Find the inverse Laplace transform of the giveb function by using the convolution theorem.
$$F(x) = \frac{s}{(s+1)(s^2+4)}$$
If I use partial fractions I get: $$\frac{s+4}{5(s^2+4)} - \frac{1}{5(x+1)}$$
which gives me Laplace inverses:
$$\frac{1}{5}(\cos2t + \sin2t) -\frac{1}{5} e^{-t}$$
But the answer is: $$f(t) = \int^t_0 e^{-(t -\tau)}\cos(2\tau) d\tau$$
How did they get that?
Related techniques (I), (II).
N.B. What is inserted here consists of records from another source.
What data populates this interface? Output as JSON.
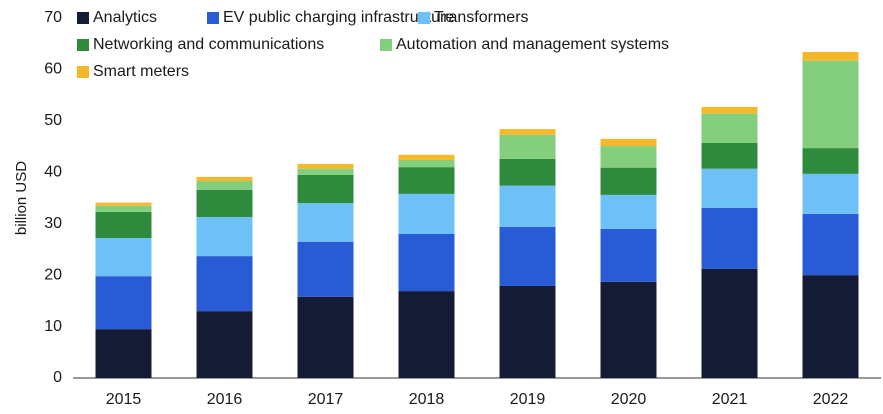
{
  "chart_data": {
    "type": "stacked_bar",
    "y_label": "billion USD",
    "categories": [
      "2015",
      "2016",
      "2017",
      "2018",
      "2019",
      "2020",
      "2021",
      "2022"
    ],
    "series": [
      {
        "name": "Analytics",
        "color": "#141b34",
        "values": [
          9.5,
          13.0,
          15.8,
          16.9,
          17.9,
          18.7,
          21.2,
          20.0
        ]
      },
      {
        "name": "EV public charging infrastructure",
        "color": "#2a5bd7",
        "values": [
          10.3,
          10.7,
          10.7,
          11.1,
          11.5,
          10.3,
          11.9,
          11.9
        ]
      },
      {
        "name": "Transformers",
        "color": "#6ec1f7",
        "values": [
          7.4,
          7.6,
          7.5,
          7.8,
          8.0,
          6.6,
          7.6,
          7.8
        ]
      },
      {
        "name": "Networking and communications",
        "color": "#2e8b3e",
        "values": [
          5.1,
          5.3,
          5.5,
          5.2,
          5.2,
          5.3,
          5.0,
          5.0
        ]
      },
      {
        "name": "Automation and management systems",
        "color": "#84cf7e",
        "values": [
          1.2,
          1.7,
          1.2,
          1.4,
          4.7,
          4.2,
          5.7,
          17.0
        ]
      },
      {
        "name": "Smart meters",
        "color": "#f5b82a",
        "values": [
          0.6,
          0.8,
          0.9,
          1.0,
          1.1,
          1.4,
          1.3,
          1.7
        ]
      }
    ],
    "ylim": [
      0,
      70
    ],
    "yticks": [
      0,
      10,
      20,
      30,
      40,
      50,
      60,
      70
    ],
    "grid": false
  }
}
Using the fact about the Laplace transform $L$ that
$$ L(f*g)=L(f)L(g)=F(s)G(s)\implies (f*g)(t)=L^{-1}(F(s)G(s)) .$$
In our case, given $ H(s)=\frac{1}{(s+1)}\frac{s}{(s^2+4)}$
$$F(s)=\frac{1}{s+1}\implies f(t)=e^{-t},\quad G(s)=\frac{s}{s^2+4}\implies g(t)=\cos(2t).$$
Now, you use the convolution as
$$ h(t) = \int_{0}^{t} e^{-(t-\tau)}\cos(2\tau) d\tau . $$